One thing is clear: there’s no single path to a designing a poster with impact. Like most forms of graphic design, a compelling poster is a carefully considered sum of lots of tiny parts. In some ways, it’s like a big empty pot in a well-stocked kitchen: a totally blank canvas into which you can throw a number of ingredients. It’s how you assemble the ingredients that determines the success of your outcome.
In “How Posters Work,” we see this idea manifest itself in a wild variety of forms. The curators distilled its permanent collection of more than 4,000 posters down to 125 that exhibit fascinating insight into how graphic designers approach poster design and, more generally, their craft.
The show’s posters are organized into 14 categories, all of which explore a specific visual principle that makes the image work. Many designers lean on a single visual trick to grab your eye and effectively communicate their message. For example, in 1999, Michael Beirut was commissioned to design a poster for the Architectural League of New York’s annual Beaux Arts Ball. While mulling over the theme, “Light Years,” he realized that both words contained five letters, leading him to design a minimal, overlapping wordmark that shows just how powerful typography can be all on its own. Contrast that to something like Victor Moscoso’s “Junior Wells” poster from 1966, an array of colors, illustration, and typography that melts down the page like an ice cream cone in summer. It’s a true sign of the ’60s, psychedelic and overwhelming.
The show explores visual tricks like establishing eye contact. A great example is Richard Avedon’s famed poster of John Lennon, a piece that was effective not just because of its bold, colorful graphics, though that would be easy to assume. You might not realize it consciously, but his gaze—fixed directly on yours—creates a profound emotional pull that attracts you to the poster. Contrast this to Waldemar Swierzy’s 1973 poster for Midnight Cowboy, an equally compelling poster entirely devoid of eyes. Swierzy’s work is a testament to simplicity with the character’s ruby red lips popping from an otherwise featureless face. It’s fun to compare that to Ladislav Sutnar’s work, which employes simplicity in a totally different way, using cut-and-paste geometric shapes to create a modern, eye-catching poster for Addo-x.

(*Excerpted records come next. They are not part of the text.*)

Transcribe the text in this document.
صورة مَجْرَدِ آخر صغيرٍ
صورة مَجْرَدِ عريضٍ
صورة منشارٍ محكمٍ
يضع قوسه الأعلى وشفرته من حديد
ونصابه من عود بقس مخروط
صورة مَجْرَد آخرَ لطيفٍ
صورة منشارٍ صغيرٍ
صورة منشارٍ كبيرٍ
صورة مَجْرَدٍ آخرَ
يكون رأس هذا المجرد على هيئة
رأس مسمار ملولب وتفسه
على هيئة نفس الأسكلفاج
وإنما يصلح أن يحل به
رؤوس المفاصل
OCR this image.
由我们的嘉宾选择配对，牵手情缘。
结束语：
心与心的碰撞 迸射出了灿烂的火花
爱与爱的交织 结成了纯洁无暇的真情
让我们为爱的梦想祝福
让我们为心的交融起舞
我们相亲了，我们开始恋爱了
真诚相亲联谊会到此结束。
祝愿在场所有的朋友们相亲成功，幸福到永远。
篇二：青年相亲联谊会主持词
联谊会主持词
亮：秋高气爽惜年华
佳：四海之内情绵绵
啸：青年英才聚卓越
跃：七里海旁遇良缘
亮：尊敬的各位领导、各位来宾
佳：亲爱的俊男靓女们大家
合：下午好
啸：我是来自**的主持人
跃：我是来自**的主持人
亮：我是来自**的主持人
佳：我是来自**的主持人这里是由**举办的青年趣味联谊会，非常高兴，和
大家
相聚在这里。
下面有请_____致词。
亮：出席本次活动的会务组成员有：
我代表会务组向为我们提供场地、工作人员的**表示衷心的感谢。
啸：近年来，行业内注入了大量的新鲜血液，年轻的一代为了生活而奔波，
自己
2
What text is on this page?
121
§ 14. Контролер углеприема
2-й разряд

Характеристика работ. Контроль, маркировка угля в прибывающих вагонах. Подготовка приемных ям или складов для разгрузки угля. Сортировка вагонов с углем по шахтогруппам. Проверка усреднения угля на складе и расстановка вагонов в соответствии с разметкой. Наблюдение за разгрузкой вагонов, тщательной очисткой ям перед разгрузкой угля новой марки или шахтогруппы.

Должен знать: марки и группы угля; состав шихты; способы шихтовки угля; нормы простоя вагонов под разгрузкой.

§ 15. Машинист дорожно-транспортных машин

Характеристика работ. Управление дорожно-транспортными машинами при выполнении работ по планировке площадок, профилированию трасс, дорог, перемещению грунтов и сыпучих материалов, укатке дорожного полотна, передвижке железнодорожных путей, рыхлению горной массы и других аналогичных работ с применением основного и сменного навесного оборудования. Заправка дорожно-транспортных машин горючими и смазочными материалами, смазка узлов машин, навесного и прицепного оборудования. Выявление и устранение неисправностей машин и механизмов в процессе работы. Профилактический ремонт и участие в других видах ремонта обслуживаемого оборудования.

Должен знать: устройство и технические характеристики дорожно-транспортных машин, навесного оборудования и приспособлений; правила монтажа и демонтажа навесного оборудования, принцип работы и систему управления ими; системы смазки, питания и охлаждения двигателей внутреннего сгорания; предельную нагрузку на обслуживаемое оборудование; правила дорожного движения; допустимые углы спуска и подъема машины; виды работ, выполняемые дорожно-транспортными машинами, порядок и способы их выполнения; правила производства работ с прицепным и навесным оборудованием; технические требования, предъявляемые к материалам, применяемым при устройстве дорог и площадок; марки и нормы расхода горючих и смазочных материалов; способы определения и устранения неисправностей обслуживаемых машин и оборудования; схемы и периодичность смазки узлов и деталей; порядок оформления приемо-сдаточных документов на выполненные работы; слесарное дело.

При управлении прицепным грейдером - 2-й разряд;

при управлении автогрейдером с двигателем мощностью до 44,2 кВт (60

Lessons abound in “How Posters Work;” in fact, the show feels more like a graphic design crash course than traditional museum exhibition—not that the two are mutually exclusive. But the lessons to be gleaned aren’t just about posters. Perhaps Ellen Lupton, one of the show’s curators, says it best in the exhibition’s accompanying catalog: “This is not a book about posters,” she writes. “It is a book about how designers see.”